Page MenuHome GnuPG

Kleopatra: Hide non-matching keygroups when using a key filter
Closed, ResolvedPublic

Description

Currently, all key filters always show all key groups, even when none of their keys matches the filter.

I'm not sure whether a group should be considered "matching" when some of the keys match (but not all), but the current behavior feels broken.

Event Timeline

ebo renamed this task from Hide non-matching keygroups when using a key filter to Kleopatra: Hide non-matching keygroups when using a key filter.Feb 6 2024, 10:45 AM
ebo added a project: Restricted Project.
aheinecke added a subscriber: aheinecke.

Yes I think that some keys must match, e.g. if you filter for S/MIME you only want to see groups where at least one S/MIME certificate is part of the group.

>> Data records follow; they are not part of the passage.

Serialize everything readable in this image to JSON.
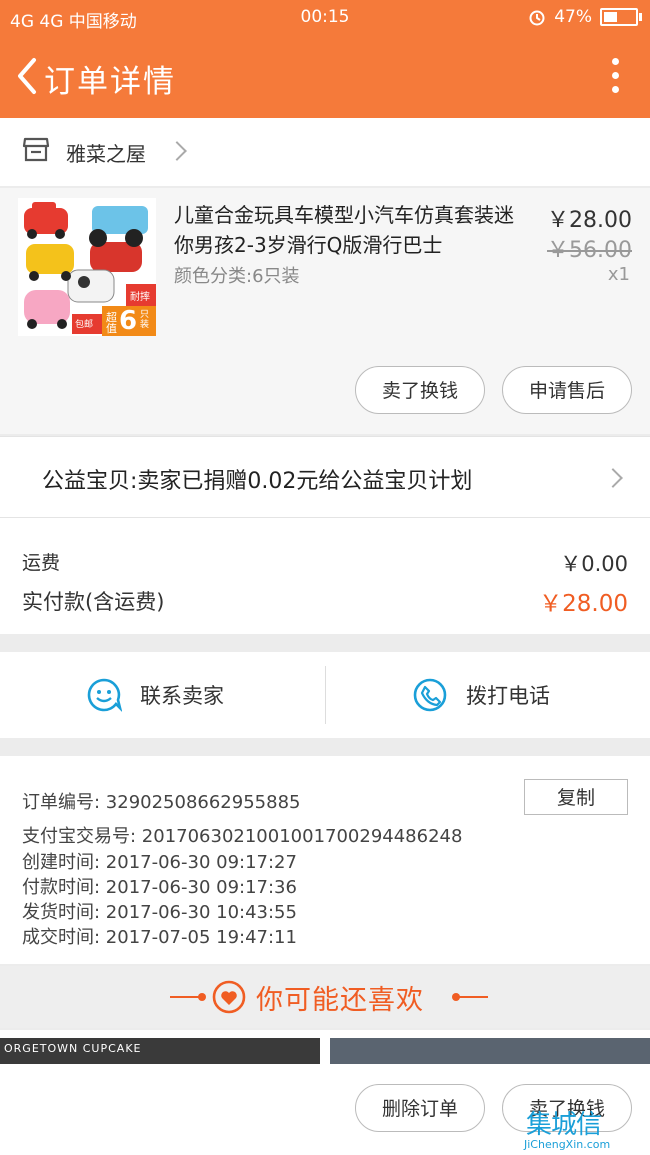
{
  "status_bar": {
    "carrier": "4G 4G 中国移动",
    "time": "00:15",
    "battery": "47%",
    "battery_level": 0.47
  },
  "nav": {
    "title": "订单详情"
  },
  "shop": {
    "name": "雅菜之屋"
  },
  "product": {
    "title": "儿童合金玩具车模型小汽车仿真套装迷你男孩2-3岁滑行Q版滑行巴士",
    "spec": "颜色分类:6只装",
    "price": "￥28.00",
    "original_price": "￥56.00",
    "quantity": "x1",
    "buttons": {
      "refund": "卖了换钱",
      "after_sale": "申请售后"
    },
    "badges": {
      "sale": "超值",
      "count": "6",
      "unit": "只装",
      "free_ship": "包邮",
      "sturdy": "耐摔"
    }
  },
  "charity": {
    "text": "公益宝贝:卖家已捐赠0.02元给公益宝贝计划"
  },
  "fees": {
    "shipping_label": "运费",
    "shipping_value": "￥0.00",
    "paid_label": "实付款(含运费)",
    "paid_value": "￥28.00"
  },
  "contact": {
    "seller": "联系卖家",
    "phone": "拨打电话"
  },
  "order_info": {
    "copy_label": "复制",
    "lines": [
      "订单编号:  32902508662955885",
      "支付宝交易号:  2017063021001001700294486248",
      "创建时间:  2017-06-30 09:17:27",
      "付款时间:  2017-06-30 09:17:36",
      "发货时间:  2017-06-30 10:43:55",
      "成交时间:  2017-07-05 19:47:11"
    ]
  },
  "recommend": {
    "title": "你可能还喜欢",
    "image_text": "ORGETOWN CUPCAKE"
  },
  "bottom": {
    "delete": "删除订单",
    "sell": "卖了换钱"
  },
  "watermark": {
    "title": "集城信",
    "url": "JiChengXin.com"
  },
  "colors": {
    "brand": "#f57a3a",
    "accent": "#f05d23",
    "link": "#1a9fd8"
  }
}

Or for expired to see if there are groups with expired certificates in them.

I'm wondering whether we didn't do this for a reason. Currently, groups are only used in the certificate line edit. Didn't we want to show all groups to give the user the chance to notice a group containing an unsuitable key? If we filter out the group then the user will have a much harder time to find out why the group isn't offered. Things may be different for the key selection combo box which is primarily (or exclusively?) used for the user's own keys without even offering groups.

Update: I checked the code. We currently only check for expiry, but we don't seem to check if a group is actually usable for encryption so the user will probably only notice that there's a problem when they try to encrypt.

I think I haven't been clear enough about the issue for this ticket, sorry about that. My main concern here is that in Kleopatra's Certificate Selection Dialog, the key filters don't filter the keygroups at all, i.e., if i select the "OpenPGP Certificates" filter, a group containing only SMIME keys is still visible.

Update: I checked the code. We currently only check for expiry, but we don't seem to check if a group is actually usable for encryption so the user will probably only notice that there's a problem when they try to encrypt.

Is also an excellent point

In the Certificate Selection Dialog where the user controls the filter it makes sense to apply them also to key groups. The only question is how, i.e. with all_of or with any_of? I'm leaning towards any_of, e.g. if "OpenPGP Certificates" is selected then all key groups are shown that contain at least one OpenPGP certificate. This would also address my concern that key groups could be hidden if they contain an unsuitable key because they would only be hidden if all keys are unsuitable.

TobiasFella moved this task from Restricted Project Column to Restricted Project Column on the Restricted Project board.Feb 15 2024, 8:59 AM
TobiasFella changed the task status from Open to Testing.Feb 15 2024, 9:03 AM
ebo moved this task from Restricted Project Column to Restricted Project Column on the Restricted Project board.Oct 1 2024, 3:55 PM
ebo moved this task from Restricted Project Column to Restricted Project Column on the Restricted Project board.Nov 12 2024, 11:02 AM

Gpg4win-Beta-75:
Works. The filters are also applied to groups now and match groups even if not all certificates in them conform to the filter rule.
Tested with OpenPGP ans S/MIME filters.